Being a landlord is a big responsibility, and tenants are directly impacted by the current climate of higher interest rates by landlords who attempt to increase rents in order to maintain a profit margin. It is for the individual to ask themselves to what extent they can justify doing so whilst bearing in mind everybody is affected by the increased cost of living. If tenants cannot afford higher levels of rent, compromise may be required. It is not a given that your buy-to-let property will always generate a profit, and being a landlord comes with obligations. Properties in areas with better rental yields may not be located close to the where the landlord lives, and landlords should consider if they’re able to fulfil their obligations to tenants practically. The stocks and shares you could invest in instead are not likely to call you on a weekend about property maintenance requiring your attention – being a landlord might not be right for everyone.

buy to let

The Potential for Opportunity

Many current Buy-to-Let investors are reconsidering the market now given higher mortgage costs / lower borrowing / greater landlord responsibilities. As a result a number of these properties will end up going to homeowners, not landlords. This will reduce the BTL property stock.

Should this continue it is highly likely that rental prices would go up (basic supply and demand) so new or existing landlords could have opportunities to buy in a market where house prices have fallen / falling and rents could be due for a reasonable period of increases.
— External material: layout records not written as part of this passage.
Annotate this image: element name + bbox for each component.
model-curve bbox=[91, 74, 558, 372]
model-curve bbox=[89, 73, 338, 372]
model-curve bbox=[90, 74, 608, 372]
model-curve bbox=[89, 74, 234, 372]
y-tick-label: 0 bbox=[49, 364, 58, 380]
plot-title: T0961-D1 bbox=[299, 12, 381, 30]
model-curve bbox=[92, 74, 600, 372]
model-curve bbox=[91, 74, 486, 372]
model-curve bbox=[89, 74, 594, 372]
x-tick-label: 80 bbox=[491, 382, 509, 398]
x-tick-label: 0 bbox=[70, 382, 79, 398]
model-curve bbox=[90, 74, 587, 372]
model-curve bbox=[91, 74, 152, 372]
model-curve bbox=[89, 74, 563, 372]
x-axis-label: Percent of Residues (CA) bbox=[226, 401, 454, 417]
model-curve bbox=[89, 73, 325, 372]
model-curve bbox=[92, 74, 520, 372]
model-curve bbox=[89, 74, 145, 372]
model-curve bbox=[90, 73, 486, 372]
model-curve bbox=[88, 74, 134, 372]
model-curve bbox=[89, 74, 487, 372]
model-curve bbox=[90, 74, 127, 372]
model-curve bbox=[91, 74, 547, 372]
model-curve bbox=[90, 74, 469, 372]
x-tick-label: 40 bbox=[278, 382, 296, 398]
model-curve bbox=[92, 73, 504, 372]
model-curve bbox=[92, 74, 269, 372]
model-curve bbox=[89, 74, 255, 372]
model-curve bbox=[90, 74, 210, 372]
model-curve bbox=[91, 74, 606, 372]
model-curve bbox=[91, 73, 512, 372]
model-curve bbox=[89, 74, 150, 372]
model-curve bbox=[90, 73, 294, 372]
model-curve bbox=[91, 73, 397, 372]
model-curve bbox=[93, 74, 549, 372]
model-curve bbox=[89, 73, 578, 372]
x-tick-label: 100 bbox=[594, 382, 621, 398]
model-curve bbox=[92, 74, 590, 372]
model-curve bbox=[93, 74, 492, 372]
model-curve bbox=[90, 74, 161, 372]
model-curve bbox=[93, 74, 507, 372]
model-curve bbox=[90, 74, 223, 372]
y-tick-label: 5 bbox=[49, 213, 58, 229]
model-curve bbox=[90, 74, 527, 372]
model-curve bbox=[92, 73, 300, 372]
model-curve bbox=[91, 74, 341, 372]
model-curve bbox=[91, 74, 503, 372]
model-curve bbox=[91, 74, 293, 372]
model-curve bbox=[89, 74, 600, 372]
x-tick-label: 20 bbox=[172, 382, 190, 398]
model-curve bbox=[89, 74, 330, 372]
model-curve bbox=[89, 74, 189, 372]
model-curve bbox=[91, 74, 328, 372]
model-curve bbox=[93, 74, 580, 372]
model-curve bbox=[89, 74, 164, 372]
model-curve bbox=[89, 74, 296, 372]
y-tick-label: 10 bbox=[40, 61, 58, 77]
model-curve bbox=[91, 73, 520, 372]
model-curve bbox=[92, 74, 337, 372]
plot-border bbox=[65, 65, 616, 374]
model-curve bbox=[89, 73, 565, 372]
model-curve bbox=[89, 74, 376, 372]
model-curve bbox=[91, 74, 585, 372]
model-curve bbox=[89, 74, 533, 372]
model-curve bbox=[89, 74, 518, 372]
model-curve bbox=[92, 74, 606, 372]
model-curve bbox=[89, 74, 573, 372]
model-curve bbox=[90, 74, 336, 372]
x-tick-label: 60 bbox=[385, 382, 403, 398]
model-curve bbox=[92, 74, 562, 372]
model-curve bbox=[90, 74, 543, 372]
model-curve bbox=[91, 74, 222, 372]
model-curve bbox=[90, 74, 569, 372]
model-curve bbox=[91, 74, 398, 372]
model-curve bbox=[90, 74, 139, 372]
In summary, the buy-to-let market is more difficult to enter for the first time in many years, with loan amounts and rental profit margins diminished. For those with existing mortgages, the options for refinancing are far fewer.

Despite that, there is no need to panic and sell existing property holdings due to what is – hopefully – short-term pain. Buy-to-let is still a viable option for the right investor, investing for the right reasons, with realistic expectations about the availability of finance and the timescales that may be required to realise a meaningful return.
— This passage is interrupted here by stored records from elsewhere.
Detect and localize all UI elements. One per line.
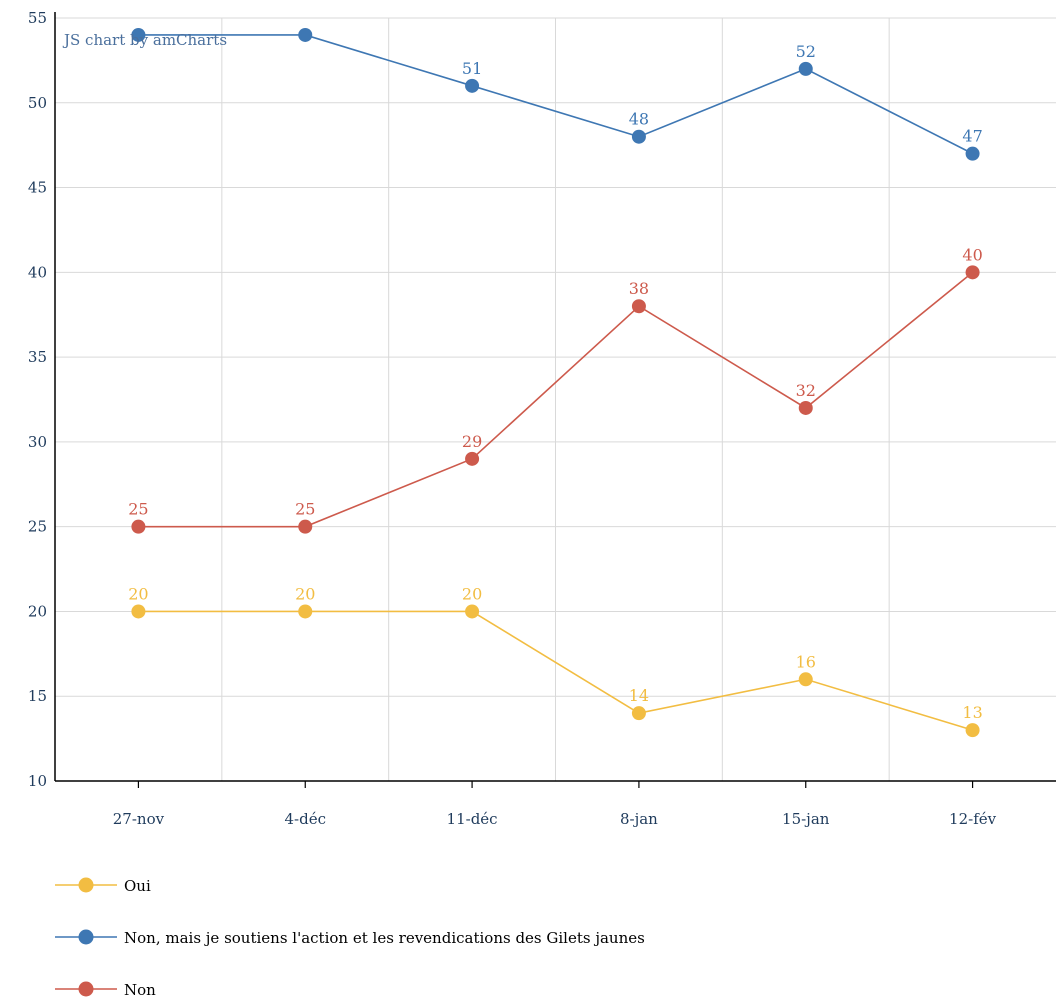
- y-tick-label: 40: [28, 263, 47, 281]
- data-label: 25: [128, 500, 148, 519]
- data-point[interactable]: [965, 146, 980, 161]
- data-point[interactable]: [631, 299, 646, 314]
- y-tick-label: 25: [28, 518, 47, 536]
- data-labels: 20 20 20 14 16 13 51 48 52 47 25 25 29 38 32 40: [128, 42, 983, 722]
- data-label: 47: [962, 127, 982, 146]
- chart-credit-link[interactable]: JS chart by amCharts: [62, 31, 227, 49]
- data-point[interactable]: [965, 265, 980, 280]
- data-point[interactable]: [798, 672, 813, 687]
- legend-label: Non: [124, 981, 156, 999]
- data-point[interactable]: [298, 27, 313, 42]
- data-point[interactable]: [965, 723, 980, 738]
- series-line: [138, 610, 973, 731]
- data-point[interactable]: [298, 604, 313, 619]
- y-tick-label: 45: [28, 179, 47, 197]
- grid: [55, 17, 1056, 781]
- legend-marker: [78, 877, 94, 893]
- y-tick-label: 20: [28, 602, 47, 620]
- legend-marker: [78, 929, 94, 945]
- data-point[interactable]: [131, 604, 146, 619]
- data-point[interactable]: [465, 451, 480, 466]
- data-label: 40: [962, 245, 982, 264]
- legend-marker: [78, 981, 94, 997]
- y-tick-label: 10: [28, 772, 47, 790]
- data-point[interactable]: [631, 706, 646, 721]
- legend: Oui Non, mais je soutiens l'action et les…: [55, 877, 645, 999]
- data-point[interactable]: [465, 78, 480, 93]
- legend-item[interactable]: Oui: [55, 877, 151, 895]
- legend-item[interactable]: Non, mais je soutiens l'action et les re…: [55, 929, 645, 947]
- data-point[interactable]: [798, 61, 813, 76]
- data-point[interactable]: [298, 519, 313, 534]
- data-label: 20: [295, 584, 315, 603]
- y-tick-label: 30: [28, 433, 47, 451]
- axes: 10 15 20 25 30 35 40 45 50 55 27-nov 4-déc 11-déc 8-j…: [28, 9, 1056, 828]
- series-line: [138, 34, 973, 155]
- y-tick-label: 55: [28, 9, 47, 27]
- data-label: 48: [629, 110, 649, 129]
- data-label: 25: [295, 500, 315, 519]
- legend-item[interactable]: Non: [55, 981, 156, 999]
- data-label: 20: [462, 584, 482, 603]
- y-tick-label: 15: [28, 687, 47, 705]
- data-label: 14: [629, 686, 649, 705]
- y-tick-label: 35: [28, 348, 47, 366]
- data-label: 29: [462, 432, 482, 451]
- x-tick-label: 12-fév: [949, 810, 997, 828]
- data-label: 16: [796, 652, 816, 671]
- x-tick-label: 8-jan: [620, 810, 658, 828]
- data-point[interactable]: [131, 27, 146, 42]
- data-point[interactable]: [798, 400, 813, 415]
- data-point[interactable]: [465, 604, 480, 619]
- x-tick-label: 11-déc: [447, 810, 498, 828]
- data-label: 51: [462, 59, 482, 78]
- x-tick-label: 15-jan: [782, 810, 830, 828]
- data-label: 20: [128, 584, 148, 603]
- data-label: 32: [796, 381, 816, 400]
- legend-label: Oui: [124, 877, 151, 895]
- legend-label: Non, mais je soutiens l'action et les re…: [124, 929, 645, 947]
- data-label: 13: [962, 703, 982, 722]
- series-line: [138, 271, 974, 528]
- x-tick-label: 4-déc: [285, 810, 327, 828]
- data-point[interactable]: [631, 129, 646, 144]
- data-point[interactable]: [131, 519, 146, 534]
- x-tick-label: 27-nov: [113, 810, 165, 828]
- series-lines: [131, 27, 980, 738]
- data-label: 52: [796, 42, 816, 61]
- data-label: 38: [629, 279, 649, 298]
- y-tick-label: 50: [28, 94, 47, 112]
What to Know About How the Economic Climate Affects Buy-to-Let Mortgages

Lenders use a calculation to stress test whether or not the rental income for a buy-to-let property will cover the mortgage payments when deciding how much to lend. If interest rates are higher, this means less rental coverage, and the borrowing amounts on offer are currently much lower than in previous years as a result.
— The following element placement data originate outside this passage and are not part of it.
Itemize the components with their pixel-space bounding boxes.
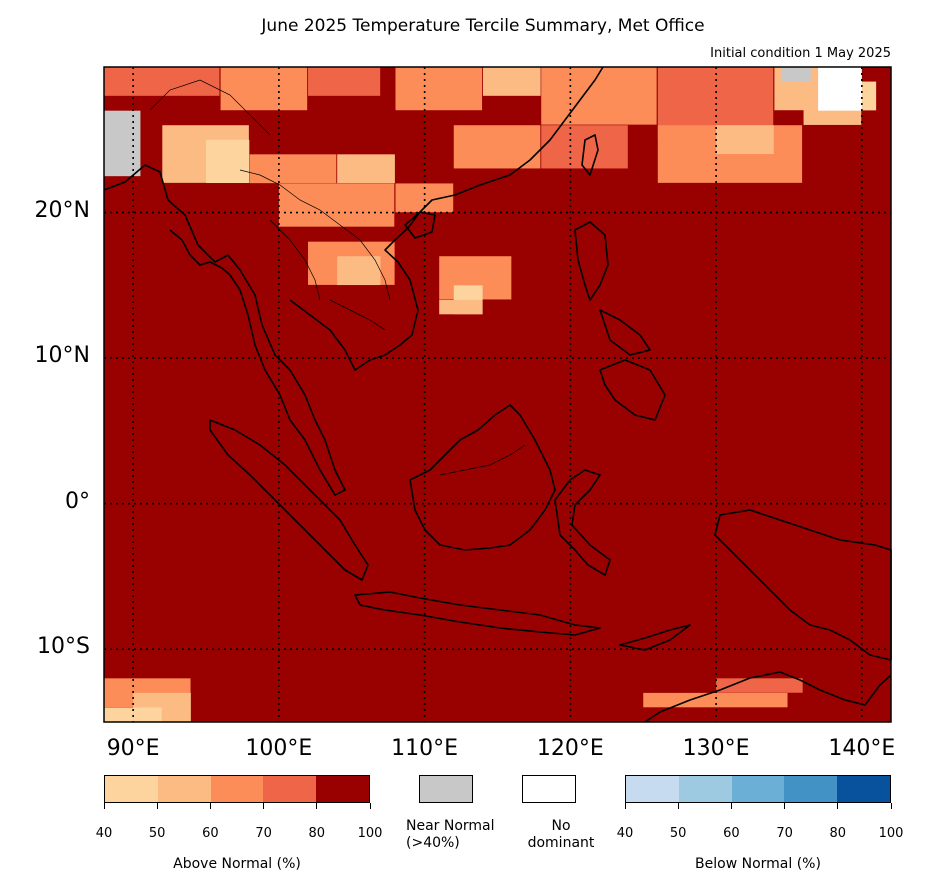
colorbar-tick-label: 100	[357, 826, 383, 841]
above-normal-colorbar	[104, 775, 370, 803]
tercile-cell	[206, 139, 250, 184]
borneo-border	[439, 444, 526, 476]
colorbar-segment	[784, 776, 838, 802]
latitude-label: 0°	[65, 488, 90, 514]
near-normal-cell	[104, 110, 141, 177]
tercile-cell	[337, 256, 381, 286]
longitude-label: 140°E	[828, 736, 896, 761]
colorbar-tick-label: 40	[95, 826, 113, 841]
above-normal-label: Above Normal (%)	[173, 856, 301, 872]
colorbar-segment	[731, 776, 785, 802]
colorbar-segment	[263, 776, 317, 802]
tercile-cells	[104, 67, 877, 722]
colorbar-tick	[837, 803, 839, 809]
sumatra	[209, 419, 369, 581]
below-normal-label: Below Normal (%)	[695, 856, 821, 872]
coastlines	[103, 66, 892, 723]
no-dominant-label-line1: No	[551, 818, 571, 834]
colorbar-segment	[837, 776, 890, 802]
tercile-cell	[541, 67, 657, 125]
colorbar-tick-label: 50	[148, 826, 166, 841]
near-normal-label-line2: (>40%)	[406, 835, 460, 851]
java	[354, 591, 601, 636]
colorbar-segment	[316, 776, 369, 802]
tercile-cell	[337, 154, 395, 184]
latitude-label: 10°S	[37, 634, 90, 660]
longitude-label: 100°E	[245, 736, 313, 761]
near-normal-label: Near Normal (>40%)	[406, 818, 536, 852]
colorbar-segment	[210, 776, 264, 802]
near-normal-swatch	[419, 775, 473, 803]
colorbar-tick	[677, 803, 679, 809]
tercile-cell	[716, 678, 803, 693]
taiwan	[581, 134, 599, 176]
indochina-coast	[289, 66, 604, 371]
map-subtitle: Initial condition 1 May 2025	[710, 46, 891, 61]
colorbar-tick	[103, 803, 105, 809]
luzon	[574, 221, 609, 301]
longitude-label: 110°E	[391, 736, 459, 761]
australia-coast	[644, 671, 892, 723]
colorbar-segment	[626, 776, 679, 802]
tercile-cell	[308, 67, 381, 96]
borneo	[409, 404, 556, 551]
near-normal-label-line1: Near Normal	[406, 818, 495, 834]
colorbar-tick-label: 40	[616, 826, 634, 841]
no-dominant-swatch	[522, 775, 576, 803]
tercile-cell	[716, 125, 774, 155]
colorbar-tick-label: 50	[669, 826, 687, 841]
longitude-label: 90°E	[106, 736, 160, 761]
visayas	[599, 309, 651, 356]
tercile-cell	[278, 183, 395, 227]
colorbar-segment	[105, 776, 158, 802]
indochina-borders	[149, 79, 391, 331]
hainan	[404, 211, 436, 239]
tercile-cell	[104, 707, 162, 722]
tercile-cell	[249, 154, 337, 184]
tercile-cell	[439, 299, 483, 315]
colorbar-tick	[209, 803, 211, 809]
longitude-label: 130°E	[682, 736, 750, 761]
new-guinea	[714, 509, 892, 661]
colorbar-tick-label: 70	[776, 826, 793, 841]
latitude-label: 20°N	[34, 197, 90, 223]
tercile-cell	[395, 67, 483, 111]
colorbar-tick	[784, 803, 786, 809]
colorbar-tick	[156, 803, 158, 809]
below-normal-colorbar	[625, 775, 891, 803]
colorbar-tick	[624, 803, 626, 809]
colorbar-tick-label: 70	[255, 826, 272, 841]
colorbar-tick-label: 80	[829, 826, 847, 841]
tercile-cell	[104, 67, 220, 96]
colorbar-tick	[890, 803, 892, 809]
country-borders	[149, 79, 526, 476]
tercile-cell	[453, 125, 541, 169]
sulawesi	[554, 469, 611, 576]
no-dominant-label-line2: dominant	[527, 835, 595, 851]
gridlines	[104, 67, 891, 722]
tercile-cell	[643, 692, 788, 708]
near-normal-cell	[781, 67, 811, 82]
colorbar-tick	[316, 803, 318, 809]
tercile-cell	[220, 67, 308, 111]
colorbar-tick-label: 60	[202, 826, 219, 841]
colorbar-tick-label: 100	[878, 826, 904, 841]
colorbar-segment	[678, 776, 732, 802]
colorbar-tick-label: 60	[723, 826, 740, 841]
colorbar-tick	[369, 803, 371, 809]
map-title: June 2025 Temperature Tercile Summary, M…	[261, 16, 705, 36]
no-dominant-cell	[818, 67, 862, 111]
tercile-cell	[482, 67, 541, 96]
mindanao	[599, 359, 666, 421]
no-dominant-label: No dominant	[511, 818, 611, 852]
latitude-label: 10°N	[34, 343, 90, 369]
map-frame	[103, 66, 892, 723]
colorbar-tick-label: 80	[308, 826, 326, 841]
colorbar-segment	[157, 776, 211, 802]
longitude-label: 120°E	[536, 736, 604, 761]
mainland-coast	[103, 164, 346, 496]
colorbar-tick	[263, 803, 265, 809]
colorbar-tick	[730, 803, 732, 809]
For those with existing mortgages, this may mean that a remortgage is not possible as the rental income is no longer deemed by most lenders to provide adequate coverage, and lenders view this as too risky as a result. Even if you have not borrowed any additional funds since the mortgage was taken out to begin with, you may find there are very few or no options to remortgage to a new lender when you have a fixed rate coming to an end, particularly for loans with a higher loan-to-value (LTV). A product transfer – choosing a new product with your existing lender – should still be available in most cases, but it means borrowers won’t have the luxury of shopping around for better rates which may be available elsewhere. An independent mortgage broker will be able to let you know what is viable and lowest in cost.

For those considering purchasing a new property, reduced borrowing capacity means a higher deposit is likely to be required. Loans of 75%-80% of the property value are still theoretically available, but in practice this is not achievable in the vast majority of cases at present. Realistically, you can expect to require a deposit of 40% or more unless the rental yield for the property in question is particularly strong. It may be possible to increase the borrowing by factoring in surplus earned income with some lenders – known as ‘top-slicing’ – but for most people the additional capital required for deposits creates a higher bar for entry to the buy-to-let market.



Note: If you are considering the buy-to-let market please seek expert advice from a qualified mortgage advisor who will be able to assess your circumstances and provide personalised advice.